Dealers were divided Friday on how Hong Kong share prices will perform next week, following a week of unprecedented turmoil on the local bourse and continuing global economic uncertainty.
The index recorded both its largest single-day gain and loss last week, as fears of a US recession and then a sharp cut in interest rates pulled at investor sentiment.
"The market is going to go up, up and away," said Francis Lun, general manager at Fulbright Securities. "We have turned the corner when the Federal Reserve cut interest rates by 75 points. These last few days confidence has been restored. Despite SocGen, the market stayed calm. That is what we asked for."
French bank Societe Generale (SocGen) announced Thursday a near five-billion-euro (7.15-billion-dollar) fraud-related loss due to a rogue trader.

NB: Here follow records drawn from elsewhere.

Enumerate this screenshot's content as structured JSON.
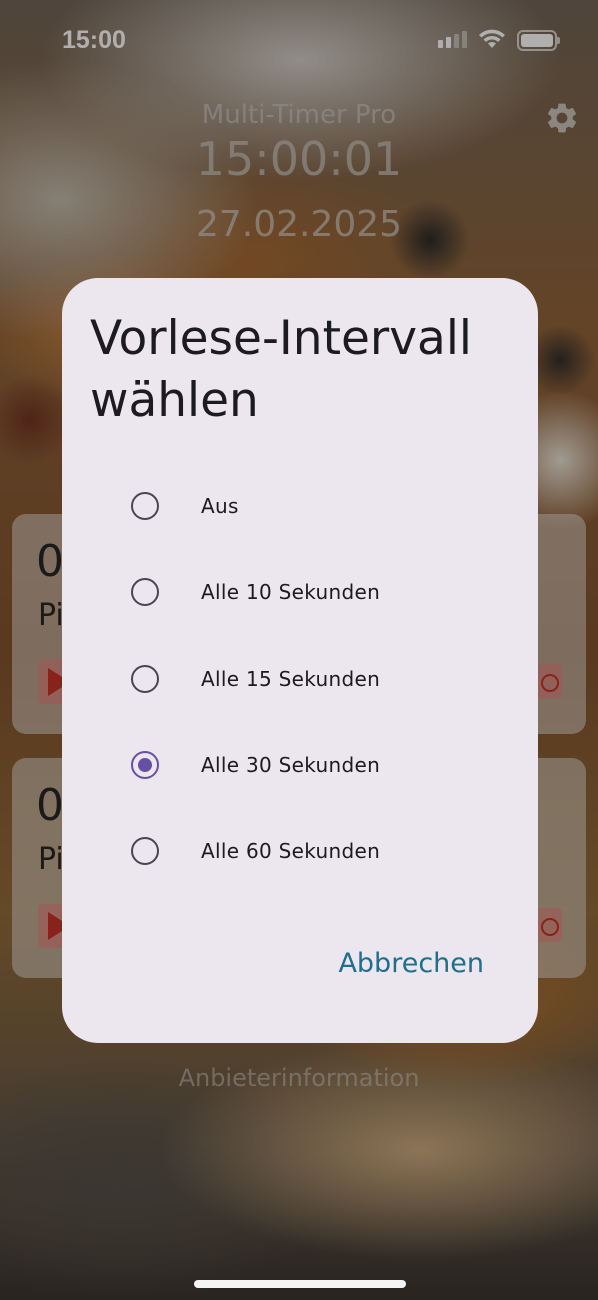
{
  "status_bar": {
    "time": "15:00"
  },
  "header": {
    "app_title": "Multi-Timer Pro",
    "clock": "15:00:01",
    "date": "27.02.2025",
    "settings_icon": "gear-icon"
  },
  "timer_cards": [
    {
      "value_partial": "0",
      "name_partial": "Pi"
    },
    {
      "value_partial": "0",
      "name_partial": "Pi"
    }
  ],
  "footer": {
    "provider_link": "Anbieterinformation"
  },
  "dialog": {
    "title": "Vorlese-Intervall wählen",
    "options": [
      {
        "label": "Aus",
        "selected": false
      },
      {
        "label": "Alle 10 Sekunden",
        "selected": false
      },
      {
        "label": "Alle 15 Sekunden",
        "selected": false
      },
      {
        "label": "Alle 30 Sekunden",
        "selected": true
      },
      {
        "label": "Alle 60 Sekunden",
        "selected": false
      }
    ],
    "cancel_label": "Abbrechen"
  },
  "colors": {
    "dialog_bg": "#ece6ee",
    "radio_selected": "#6750a4",
    "cancel_text": "#1f6e8c"
  }
}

Lun said the market remained resilient despite mainland Chinese figures that he said underplayed the inflation problem. "Everyone knows inflation is closer to 10.0 percent. Despite this, the market recovered with remarkable calm. We have weathered the situation. The market is still very cheap."
However, other dealers said investors should remain wary. "The Hong Kong market has been crazy. It tends to over-react to every piece of news out there ... people should be conservative," said Jackson Wong, investment manager at Tanrich Securities.
"Caution in the market should prevail next week," said Conita Hung, research head at Delta Asia Securities. The index ended the week down 79 points or 0.31 percent at 25,122.37, while for the year-to-date it is down 2,690 points or 9.67 percent. Friday's performance marked the index's third-biggest one-day points gain in its history.